Fuel costs for gasoline, diesel, and Liquefied Petroleum Gas (LPG) are expected to increase by 7% to 13%, according to IES.

Therefore, gasoline will cost around Ghc15 per liter, while diesel would cost more than Ghc17 per liter.

The steep devaluation of the cedi over the past two weeks and the rising international gasoline costs as shown on the worldwide S&P Platts platform, according to the IES, are to blame for the increase in local fuel prices.

The energy think group observed that despite the government receiving about 41,000 metric tons of diesel under its “Gold for Oil” program, fuel costs will rise.

“On the basis of the rising international fuel prices as observed on the global S&P platform, linked with the local currency’s value decline against the greenback, the Institute for Energy Security (IES) estimates a 7 per cent to 13 per cent jump in the prices of Gasoline [petrol], Gasoil [diesel], and LPG over the next two weeks ending February 14, 2023”.

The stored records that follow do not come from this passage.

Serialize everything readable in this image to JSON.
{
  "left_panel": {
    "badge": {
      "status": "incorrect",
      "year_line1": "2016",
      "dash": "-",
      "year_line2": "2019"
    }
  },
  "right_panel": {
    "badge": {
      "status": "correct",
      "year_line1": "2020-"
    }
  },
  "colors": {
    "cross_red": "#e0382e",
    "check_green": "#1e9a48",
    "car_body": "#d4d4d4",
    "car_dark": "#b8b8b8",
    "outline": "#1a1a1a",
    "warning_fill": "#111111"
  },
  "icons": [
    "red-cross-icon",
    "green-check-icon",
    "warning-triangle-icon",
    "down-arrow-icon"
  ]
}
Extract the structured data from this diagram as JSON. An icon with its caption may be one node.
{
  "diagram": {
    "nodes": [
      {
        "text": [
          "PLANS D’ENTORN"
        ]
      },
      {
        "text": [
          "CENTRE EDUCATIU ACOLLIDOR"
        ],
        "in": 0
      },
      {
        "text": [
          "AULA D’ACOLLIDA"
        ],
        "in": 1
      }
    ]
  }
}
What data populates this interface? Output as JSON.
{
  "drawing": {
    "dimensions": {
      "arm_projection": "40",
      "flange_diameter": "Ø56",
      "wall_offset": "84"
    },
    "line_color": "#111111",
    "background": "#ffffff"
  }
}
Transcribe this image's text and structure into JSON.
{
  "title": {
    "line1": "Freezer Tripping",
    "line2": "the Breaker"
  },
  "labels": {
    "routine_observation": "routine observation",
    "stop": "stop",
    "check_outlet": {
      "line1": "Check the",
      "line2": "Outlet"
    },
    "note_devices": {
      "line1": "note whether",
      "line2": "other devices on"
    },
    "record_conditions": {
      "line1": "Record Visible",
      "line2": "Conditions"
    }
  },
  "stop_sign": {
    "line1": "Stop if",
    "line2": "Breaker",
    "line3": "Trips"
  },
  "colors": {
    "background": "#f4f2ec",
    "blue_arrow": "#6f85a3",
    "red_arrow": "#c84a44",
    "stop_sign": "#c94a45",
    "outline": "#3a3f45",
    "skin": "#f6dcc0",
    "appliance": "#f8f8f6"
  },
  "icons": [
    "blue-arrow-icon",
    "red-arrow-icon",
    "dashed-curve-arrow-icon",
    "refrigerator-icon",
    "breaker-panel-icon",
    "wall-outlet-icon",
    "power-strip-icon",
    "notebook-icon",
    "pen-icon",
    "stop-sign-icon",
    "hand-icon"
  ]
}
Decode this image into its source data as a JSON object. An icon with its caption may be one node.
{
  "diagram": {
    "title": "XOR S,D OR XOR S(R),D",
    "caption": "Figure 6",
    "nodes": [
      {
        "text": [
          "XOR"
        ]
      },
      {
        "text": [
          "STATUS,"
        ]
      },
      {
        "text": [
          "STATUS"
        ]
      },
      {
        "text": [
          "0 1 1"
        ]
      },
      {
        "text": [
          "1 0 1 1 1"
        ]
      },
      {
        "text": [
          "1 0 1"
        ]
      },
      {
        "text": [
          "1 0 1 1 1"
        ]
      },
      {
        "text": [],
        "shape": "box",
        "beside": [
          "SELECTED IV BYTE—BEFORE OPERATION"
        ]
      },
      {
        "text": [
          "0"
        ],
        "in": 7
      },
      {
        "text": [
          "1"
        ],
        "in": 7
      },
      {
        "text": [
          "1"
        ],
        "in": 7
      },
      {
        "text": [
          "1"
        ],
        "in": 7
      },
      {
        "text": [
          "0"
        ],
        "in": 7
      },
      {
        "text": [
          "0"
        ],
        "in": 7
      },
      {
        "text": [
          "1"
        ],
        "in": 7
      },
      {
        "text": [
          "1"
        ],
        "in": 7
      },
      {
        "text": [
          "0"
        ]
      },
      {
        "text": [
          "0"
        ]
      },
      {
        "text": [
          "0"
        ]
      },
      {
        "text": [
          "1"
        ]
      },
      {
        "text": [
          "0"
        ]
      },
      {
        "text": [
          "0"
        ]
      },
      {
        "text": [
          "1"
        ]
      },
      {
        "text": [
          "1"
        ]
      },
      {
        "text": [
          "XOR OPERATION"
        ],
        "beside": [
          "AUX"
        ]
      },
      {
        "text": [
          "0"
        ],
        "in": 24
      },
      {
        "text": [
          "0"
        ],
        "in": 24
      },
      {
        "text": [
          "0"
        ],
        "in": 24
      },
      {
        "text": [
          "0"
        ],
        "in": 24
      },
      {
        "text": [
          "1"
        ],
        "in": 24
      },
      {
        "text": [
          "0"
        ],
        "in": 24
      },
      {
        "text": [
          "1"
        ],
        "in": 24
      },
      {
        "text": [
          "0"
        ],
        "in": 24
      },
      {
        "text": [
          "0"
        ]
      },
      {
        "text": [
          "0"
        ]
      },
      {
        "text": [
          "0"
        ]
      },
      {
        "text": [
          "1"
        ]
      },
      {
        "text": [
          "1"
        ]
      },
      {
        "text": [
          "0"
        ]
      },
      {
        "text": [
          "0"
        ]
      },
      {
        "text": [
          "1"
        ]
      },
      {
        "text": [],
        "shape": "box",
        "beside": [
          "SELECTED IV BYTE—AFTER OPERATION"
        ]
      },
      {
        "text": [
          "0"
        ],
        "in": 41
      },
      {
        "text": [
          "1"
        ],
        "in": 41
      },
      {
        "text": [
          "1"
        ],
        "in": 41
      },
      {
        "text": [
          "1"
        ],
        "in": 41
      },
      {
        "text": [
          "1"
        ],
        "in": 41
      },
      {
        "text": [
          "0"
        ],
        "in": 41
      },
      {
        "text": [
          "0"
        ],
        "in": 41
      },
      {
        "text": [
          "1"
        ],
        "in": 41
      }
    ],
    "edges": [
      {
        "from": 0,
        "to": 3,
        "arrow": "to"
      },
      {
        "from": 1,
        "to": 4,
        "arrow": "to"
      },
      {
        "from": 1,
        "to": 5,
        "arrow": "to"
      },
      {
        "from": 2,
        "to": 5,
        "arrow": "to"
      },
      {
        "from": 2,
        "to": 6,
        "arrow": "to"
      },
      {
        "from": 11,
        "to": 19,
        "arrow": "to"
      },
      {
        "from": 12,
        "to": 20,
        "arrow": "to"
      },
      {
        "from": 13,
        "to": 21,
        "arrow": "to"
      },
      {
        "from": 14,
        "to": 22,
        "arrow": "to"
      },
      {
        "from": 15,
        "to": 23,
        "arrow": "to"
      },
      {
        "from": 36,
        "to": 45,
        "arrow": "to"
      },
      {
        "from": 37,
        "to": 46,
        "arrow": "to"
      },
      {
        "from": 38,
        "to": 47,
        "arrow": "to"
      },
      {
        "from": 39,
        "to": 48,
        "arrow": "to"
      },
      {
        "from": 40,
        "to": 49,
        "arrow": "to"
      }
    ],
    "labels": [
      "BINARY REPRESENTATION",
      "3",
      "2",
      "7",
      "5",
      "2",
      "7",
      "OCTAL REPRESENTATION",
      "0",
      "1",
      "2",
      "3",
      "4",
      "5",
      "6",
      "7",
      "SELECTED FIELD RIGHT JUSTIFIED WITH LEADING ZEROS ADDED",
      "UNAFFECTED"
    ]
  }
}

“The rise in domestic fuel prices would be occasioned in spite of government’s receipt of approximately 41,000 metric tonne of Gasoil under its “Gold for Oil” programme, and that consumers must be prepared to buy for instance, a litre of Gasoline [petrol] for roughly ¢15 in the coming days”, it stated in a statement on an Accra FM Station monitored by the Ghanatodayonline.com.

On the global market, the benchmark price of Brent crude oil jumped from its previous average of $81.72 per barrel to around $86.14 per barrel.

This indicated an increase in average price over the previous two weeks of 5.41%.

Brent crude oil price fell on Friday, January 26, 2023, after starting off steadily rising to close on January 23 at $88.16 a barrel, giving the commodity a weekly finish of flat to down.

After ending the previous day’s trading at $87.28 a barrel and rising from the year’s low of $72.50, Brent completed Friday’s trading at $86.66.

On the domestic market, petroleum products received price rises during the second pricing window for January 2023.

For gasoline and diesel, prices rose by around 9% and 6.67%, respectively.

Diesel prices rose from Ghc14.40 to Ghc15.36 per litre, while gasoline jumped to Ghc13.58 from Ghc12.54.

The price of LPG was estimated to be 12.69 per kilogramme on a nationwide level.